With Al Qaeda on the ropes, Lashkar-e-Taiba (LeT), with the help of its Pakistani backers, is now probably the most dangerous terror group in the world, according to a former CIA analyst.
The November 2008 attack by ten LeT terrorists on multiple targets in Mumbai, India was the most
significant and innovative terrorist attack since 9/11, Bruce Riedel, Senior Fellow Foreign Policy at Brookings Institution, a Washington based think tank, wrote in The Daily Beast.
The Mumbai attack, he wrote, marked the maturation of LeT from a Punjabi-based Pakistani terror group targeting India exclusively to a member of the global Islamic jihad targeting the enemies of al Qaeda: the Crusader West, Zionist Israel, and Hindu India.
The arrest of Sayeed Zabiuddin Ansari, alias Abu Jundal, one of the masterminds of the Mumbai attack, by India is a major breakthrough in the investigation of the deadliest terror attack in the world since 9/11, Riedel said.

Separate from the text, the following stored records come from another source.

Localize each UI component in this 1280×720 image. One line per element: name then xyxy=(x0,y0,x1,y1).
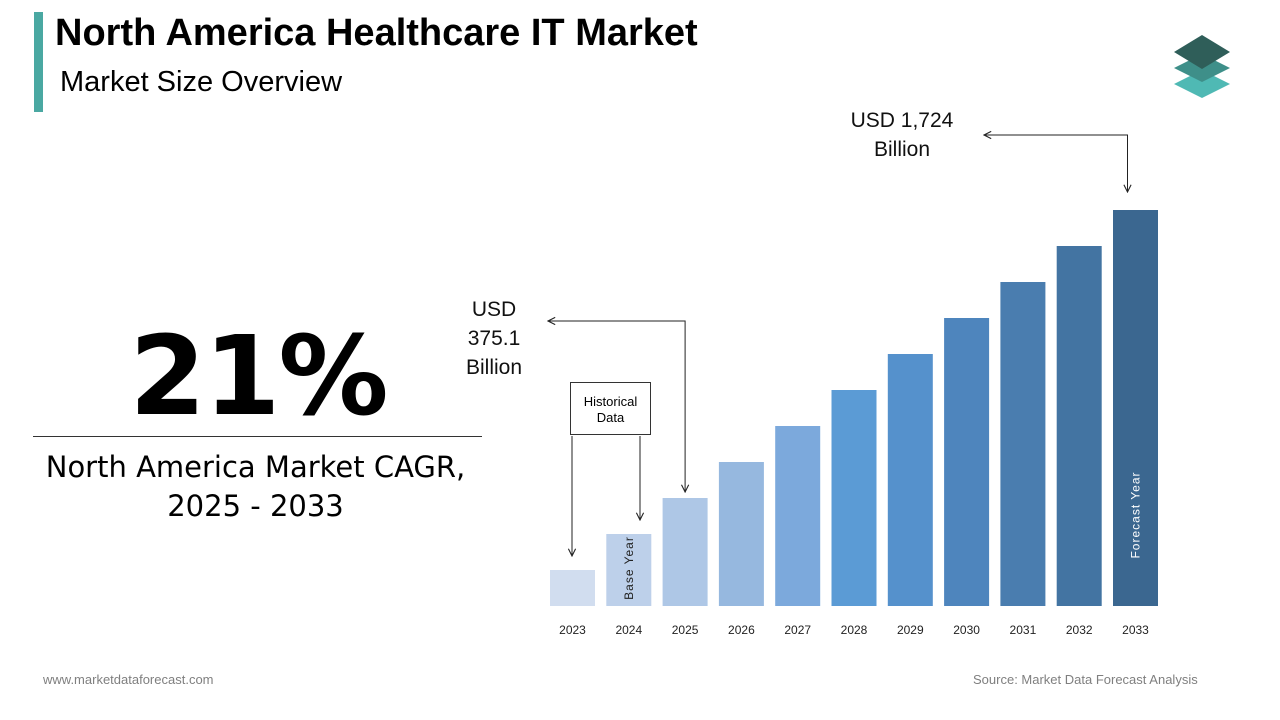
historical-line2: Data xyxy=(596,410,625,425)
bar-2031 xyxy=(1000,282,1046,606)
bar-2032 xyxy=(1056,246,1102,606)
cagr-label: North America Market CAGR, 2025 - 2033 xyxy=(33,448,478,526)
bar-2030 xyxy=(944,318,990,606)
x-tick-2028: 2028 xyxy=(841,623,868,637)
end-value-arrow xyxy=(984,135,1128,192)
start-value-label-2: 375.1 xyxy=(468,327,521,350)
x-tick-2030: 2030 xyxy=(953,623,980,637)
bar-label-2024: Base Year xyxy=(622,536,636,600)
title-accent-bar xyxy=(34,12,43,112)
bar-2023 xyxy=(550,570,595,606)
bar-2025 xyxy=(662,498,708,606)
end-value-label-1: USD 1,724 xyxy=(851,109,954,132)
x-tick-2029: 2029 xyxy=(897,623,924,637)
bar-2024 xyxy=(606,534,652,606)
x-tick-2025: 2025 xyxy=(672,623,699,637)
source-note: Source: Market Data Forecast Analysis xyxy=(973,672,1198,687)
website-link[interactable]: www.marketdataforecast.com xyxy=(43,672,214,687)
bar-2028 xyxy=(831,390,877,606)
x-tick-2033: 2033 xyxy=(1122,623,1149,637)
historical-data-box: Historical Data xyxy=(570,382,651,435)
layers-logo-icon xyxy=(1174,35,1230,98)
end-value-label-2: Billion xyxy=(874,138,930,161)
cagr-label-line1: North America Market CAGR, xyxy=(45,450,466,484)
cagr-label-line2: 2025 - 2033 xyxy=(167,489,344,523)
bar-label-2033: Forecast Year xyxy=(1129,471,1143,558)
bar-2033 xyxy=(1113,210,1158,606)
start-value-label-3: Billion xyxy=(466,356,522,379)
x-tick-2024: 2024 xyxy=(615,623,642,637)
page-subtitle: Market Size Overview xyxy=(60,66,343,98)
historical-line1: Historical xyxy=(583,394,638,409)
cagr-value: 21% xyxy=(129,312,388,440)
x-tick-2027: 2027 xyxy=(784,623,811,637)
x-tick-2031: 2031 xyxy=(1010,623,1037,637)
x-tick-2032: 2032 xyxy=(1066,623,1093,637)
start-value-label-1: USD xyxy=(472,298,516,321)
bar-2027 xyxy=(775,426,821,606)
bar-2029 xyxy=(887,354,933,606)
x-tick-2023: 2023 xyxy=(559,623,586,637)
divider-line xyxy=(33,436,482,437)
start-value-arrow xyxy=(548,321,685,492)
page-title: North America Healthcare IT Market xyxy=(55,12,698,54)
bar-2026 xyxy=(718,462,764,606)
x-tick-2026: 2026 xyxy=(728,623,755,637)
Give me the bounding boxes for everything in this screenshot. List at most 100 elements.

"He is already confessing to his role and implicating Pakistan's Inter Services Intelligence (ISI) directorate directly in controlling the attack as it went down," he noted.
"If the press reports about Abu Jundal's accusations are confirmed then the ISI was involved directly in the decision to murder Americans," Riedel said.
The Saudi role in capturing Abu Jindal is also significant, he wrote noting Riyadh is Islamabad's closest ally and the ISI has very strong links with its Saudi counterparts.
If Saudi Arabia is now ready to act against LeT then the group will face some financial trouble as the Pakistani community in the Kingdom and the Gulf states has long been a major source of the LeT's finances, Riedel wrote.
However, LeT operates freely in Pakistan and has continuing connections with the Pakistani intelligence service and army, he said. LeT has a global presence, with cells throughout South Asia, the Persian Gulf, and into Europe, Australia and North America.
"With al Qaeda on the ropes, LeT, with the help of its Pakistani backers, is now probably the most dangerous terror group in the world," he concluded.